People handle this differently. I generally think that’s a little personal to ask someone as they’re scanning a bunch of frozen vegetables, but something in the way she asked prompted me to be honest. “Yes.”
It turns out that she was having her first egg transfer that weekend, was excitednervous, and we got to chatting. One of her questions stood out: “Did it work for you on your first time?”
I stifled a laugh as I replied, “No, it worked on our SIXTH time… But, just because it took us five years and six tries, doesn’t mean it’ll take you that long. But, if your first try doesn’t work out, there’s still so much reason for hope.”

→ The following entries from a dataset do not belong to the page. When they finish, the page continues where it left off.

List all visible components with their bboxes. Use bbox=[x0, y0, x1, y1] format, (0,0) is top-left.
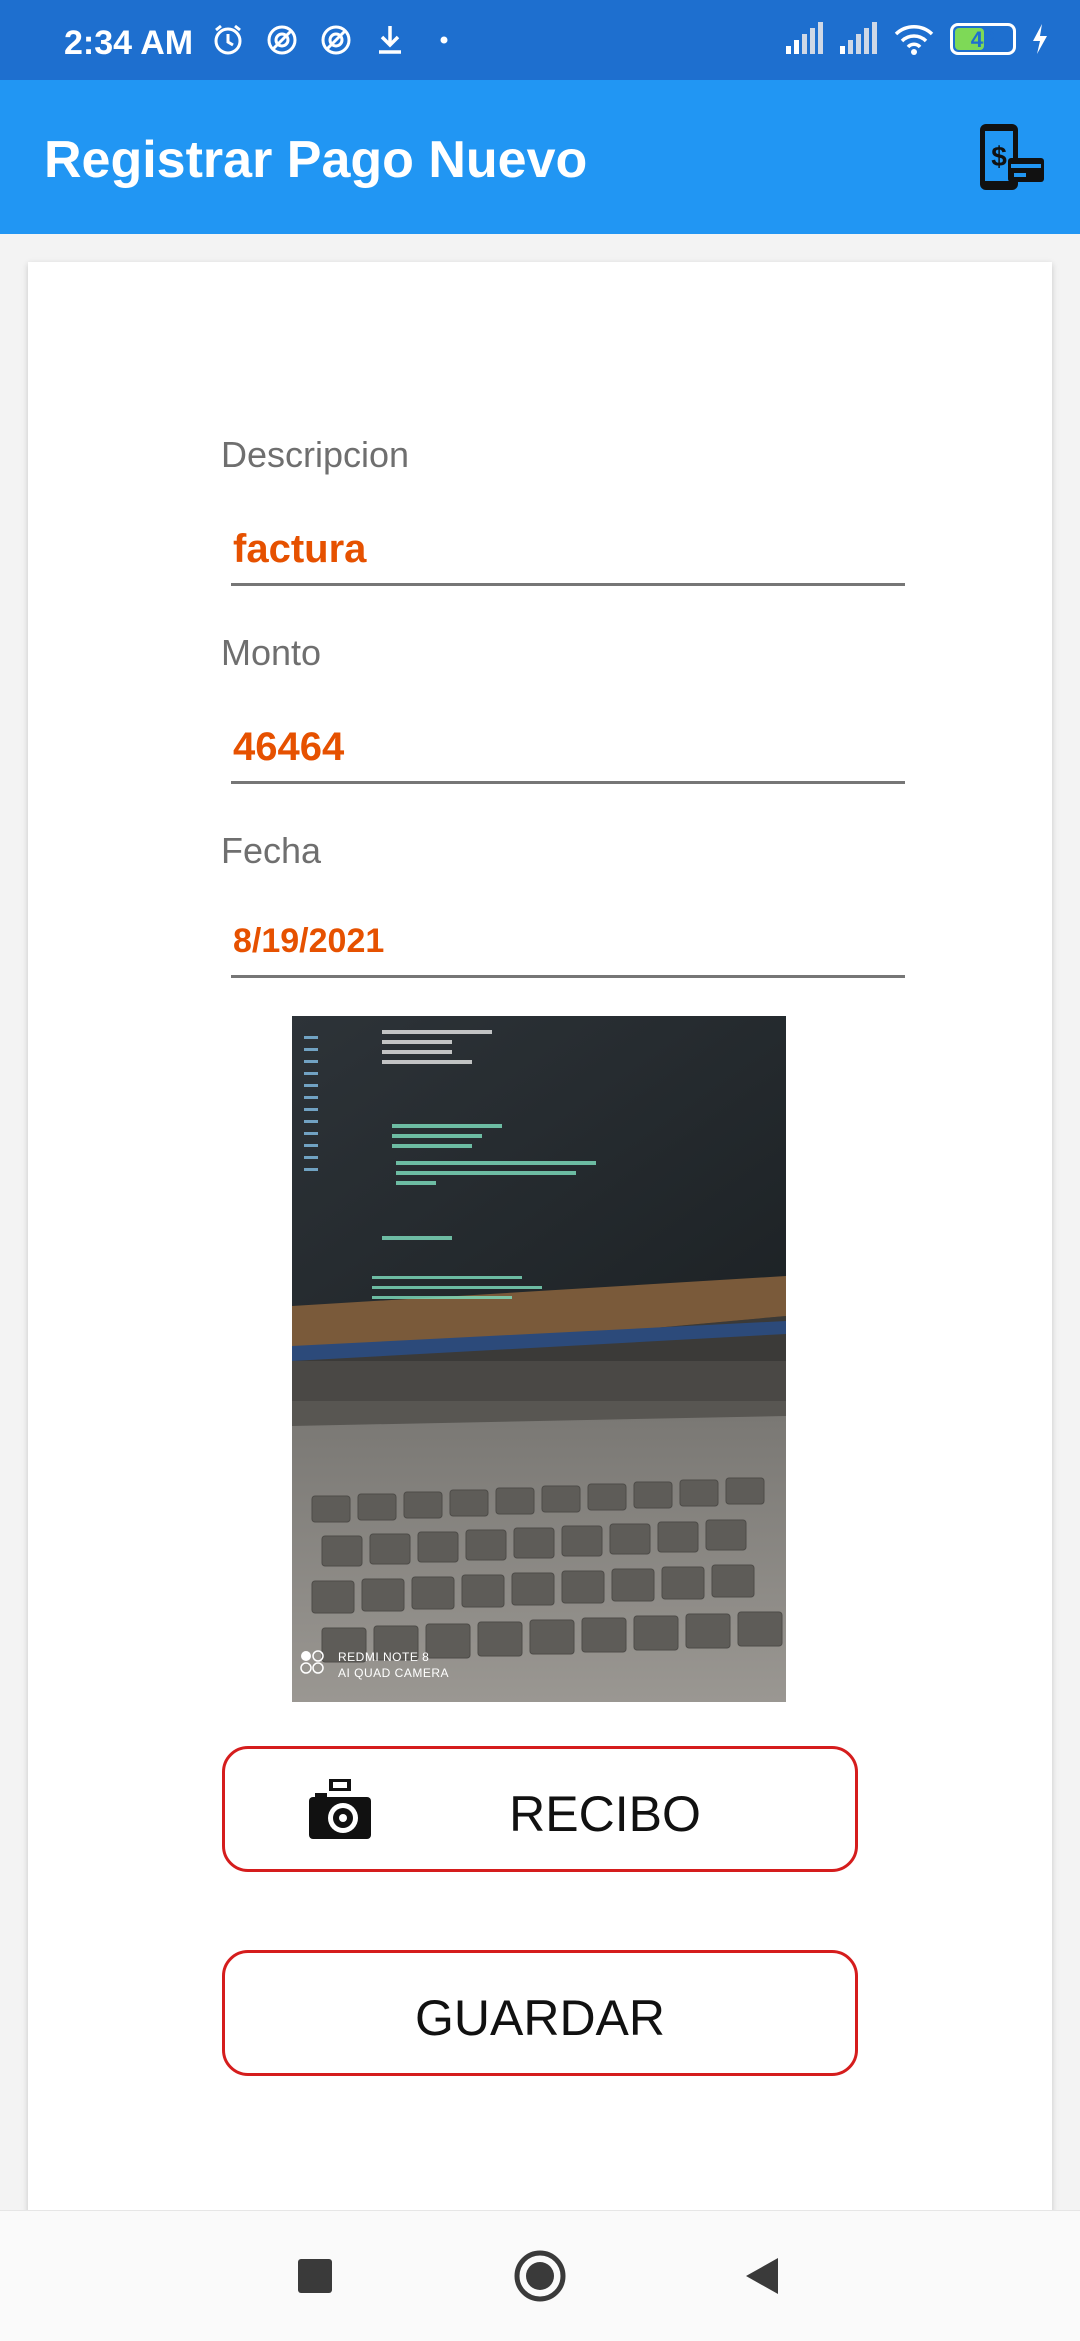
watermark-camera: AI QUAD CAMERA bbox=[338, 1666, 450, 1680]
status-time: 2:34 AM bbox=[64, 24, 194, 62]
download-icon bbox=[372, 22, 408, 58]
system-nav-bar bbox=[0, 2210, 1080, 2341]
home-button[interactable] bbox=[512, 2248, 568, 2304]
fecha-label: Fecha bbox=[221, 830, 322, 871]
status-notification-icons bbox=[210, 22, 462, 58]
svg-text:$: $ bbox=[991, 141, 1007, 172]
guardar-button-label: GUARDAR bbox=[414, 1990, 666, 2046]
recibo-button[interactable]: RECIBO bbox=[222, 1746, 858, 1872]
recents-button[interactable] bbox=[298, 2259, 332, 2293]
status-system-icons: 48 bbox=[784, 22, 1050, 56]
receipt-photo-image bbox=[292, 1016, 786, 1702]
sync-icon bbox=[264, 22, 300, 58]
monto-label: Monto bbox=[221, 632, 322, 673]
sync-icon bbox=[318, 22, 354, 58]
wifi-icon bbox=[894, 25, 934, 55]
descripcion-input[interactable] bbox=[231, 516, 905, 586]
watermark-device: REDMI NOTE 8 bbox=[338, 1650, 430, 1664]
alarm-icon bbox=[210, 22, 246, 58]
dot-icon bbox=[426, 22, 462, 58]
signal-icon bbox=[786, 22, 823, 54]
battery-level: 48 bbox=[970, 27, 996, 52]
mobile-payment-icon[interactable]: $ bbox=[974, 122, 1048, 196]
signal-icon bbox=[840, 22, 877, 54]
monto-input[interactable] bbox=[231, 714, 905, 784]
descripcion-label: Descripcion bbox=[221, 434, 410, 475]
photo-watermark: REDMI NOTE 8 AI QUAD CAMERA bbox=[338, 1649, 449, 1681]
back-button[interactable] bbox=[742, 2254, 782, 2298]
page-title: Registrar Pago Nuevo bbox=[44, 131, 588, 189]
guardar-button[interactable]: GUARDAR bbox=[222, 1950, 858, 2076]
battery-icon: 48 bbox=[950, 23, 1016, 55]
charging-icon bbox=[1033, 24, 1047, 54]
recibo-button-label: RECIBO bbox=[509, 1786, 701, 1842]
receipt-photo: REDMI NOTE 8 AI QUAD CAMERA bbox=[292, 1016, 786, 1702]
app-bar: Registrar Pago Nuevo $ bbox=[0, 80, 1080, 234]
status-bar: 2:34 AM 48 bbox=[0, 0, 1080, 80]
fecha-input[interactable] bbox=[231, 908, 905, 978]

OK, what I actually said was more like, “First?? Hahaha, six! S-s-s-sixth time!” I don’t think well on my feet. So if you happen to be reading, that’s what I meant to say.
If all went well, you are in the midst of your two-week wait right now. I hope you are feeling great and the TWW isn’t too agonizing. For what it’s worth, I always appreciated that time. You could be hopeful that a cycle worked and allow yourself to think just a little about what having a family would be like. Best of luck.